Google’s Jigsaw unit is releasing the code for an open source anti-harassment tool called Harassment Manager. The tool, intended for journalists and other public figures, employs Jigsaw’s Perspective API to let users sort through potentially abusive comments on social media platforms starting with Twitter. It’s debuting as source code for developers to build on, then being launched as a functional application for Thomson Reuters Foundation journalists in June.
Harassment Manager can currently work with Twitter’s API to combine moderation options — like hiding tweet replies and muting or blocking accounts — with a bulk filtering and reporting system. Perspective checks messages’ language for levels of “toxicity” based on elements like threats, insults, and profanity. It sorts messages into queues on a dashboard, where users can address them in batches rather than individually through Twitter’s default moderation tools. They can choose to blur the text of the messages while they’re doing it, so they don’t need to read each one, and they can search for keywords in addition to using the automatically generated queues.
Harassment Manager also lets users download a standalone report containing abusive messages; this creates a paper trail for their employer or, in the case of illegal content like direct threats, law enforcement. For now, however, there’s not a standalone application that users can download. Instead, developers can freely build apps that incorporate its functionality and services using it will be launched by partners like the Thomson Reuters Foundation.
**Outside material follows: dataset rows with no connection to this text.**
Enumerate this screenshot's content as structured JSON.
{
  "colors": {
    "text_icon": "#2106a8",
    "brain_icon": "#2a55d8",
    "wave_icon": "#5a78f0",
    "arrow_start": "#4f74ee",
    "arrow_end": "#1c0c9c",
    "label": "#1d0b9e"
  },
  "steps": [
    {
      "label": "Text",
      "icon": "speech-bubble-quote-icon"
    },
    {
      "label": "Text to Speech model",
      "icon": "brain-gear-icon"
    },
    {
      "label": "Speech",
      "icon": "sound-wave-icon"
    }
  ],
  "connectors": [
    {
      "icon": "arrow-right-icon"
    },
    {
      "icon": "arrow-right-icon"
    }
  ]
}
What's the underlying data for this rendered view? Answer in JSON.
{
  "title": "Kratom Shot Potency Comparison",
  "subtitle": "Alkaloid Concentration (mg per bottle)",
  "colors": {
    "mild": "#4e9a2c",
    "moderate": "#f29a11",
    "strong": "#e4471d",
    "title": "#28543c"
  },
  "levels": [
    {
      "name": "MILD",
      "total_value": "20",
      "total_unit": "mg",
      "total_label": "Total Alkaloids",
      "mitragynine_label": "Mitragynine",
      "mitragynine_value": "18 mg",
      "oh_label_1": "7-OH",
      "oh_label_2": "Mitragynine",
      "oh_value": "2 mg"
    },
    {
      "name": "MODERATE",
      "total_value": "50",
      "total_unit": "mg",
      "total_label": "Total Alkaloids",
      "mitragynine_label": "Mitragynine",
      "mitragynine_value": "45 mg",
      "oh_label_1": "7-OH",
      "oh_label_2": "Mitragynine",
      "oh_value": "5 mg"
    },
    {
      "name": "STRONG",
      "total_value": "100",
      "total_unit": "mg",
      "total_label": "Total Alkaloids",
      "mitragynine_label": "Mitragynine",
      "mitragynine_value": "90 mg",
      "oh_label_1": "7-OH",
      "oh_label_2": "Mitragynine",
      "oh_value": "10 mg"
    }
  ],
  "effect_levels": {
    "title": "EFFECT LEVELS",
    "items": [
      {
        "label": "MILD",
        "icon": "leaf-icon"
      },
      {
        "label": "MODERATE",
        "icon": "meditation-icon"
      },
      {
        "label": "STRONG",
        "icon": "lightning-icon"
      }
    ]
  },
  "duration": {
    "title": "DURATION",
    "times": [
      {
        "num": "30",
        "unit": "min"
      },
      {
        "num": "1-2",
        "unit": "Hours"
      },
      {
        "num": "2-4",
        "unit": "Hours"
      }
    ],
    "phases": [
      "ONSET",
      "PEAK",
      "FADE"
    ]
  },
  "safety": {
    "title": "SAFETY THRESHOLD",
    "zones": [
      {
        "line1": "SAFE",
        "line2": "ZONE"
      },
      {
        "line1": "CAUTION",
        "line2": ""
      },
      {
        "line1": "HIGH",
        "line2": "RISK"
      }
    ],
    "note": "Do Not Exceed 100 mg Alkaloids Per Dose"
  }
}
Jigsaw announced Harassment Manager on International Women’s Day, and it framed the tool as particularly relevant to female journalists who face gender-based abuse, highlighting input from “journalists and activists with large Twitter presences” as well as nonprofits like the International Women’s Media Foundation and the Committee To Protect Journalists. In a Medium post, the team says it’s hoping developers can tailor it for other at-risk social media users. “Our hope is that this technology provides a resource for people who are facing harassment online, especially female journalists, activists, politicians and other public figures, who deal with disproportionately high toxicity online,” the post reads.
Google has harnessed Perspective for automated moderation before. In 2019 it released a browser extension called Tune that let social media users avoid seeing messages with a high chance of being toxic, and it’s been used by many commenting platforms (including Vox Media’s Coral) to supplement human moderation. But as we noted around the release of Perspective and Tune, the language analysis model has historically been far from perfect. It sometimes misclassifies satirical content or fails to detect abusive messages, and Jigsaw-style AI can inadvertently associate terms like “blind” or “deaf” — which aren’t necessarily negative — with toxicity. Jigsaw itself has also been criticized for a toxic workplace culture, although Google has disputed the claims.
Unlike AI-powered moderation on services like Twitter and Instagram, however, Harassment Manager isn’t a platform-side moderation feature. It’s apparently a sorting tool for helping manage the sometimes overwhelming scale of social media feedback, something that could be relevant for people far outside the realm of journalism — even if they can’t use it for now.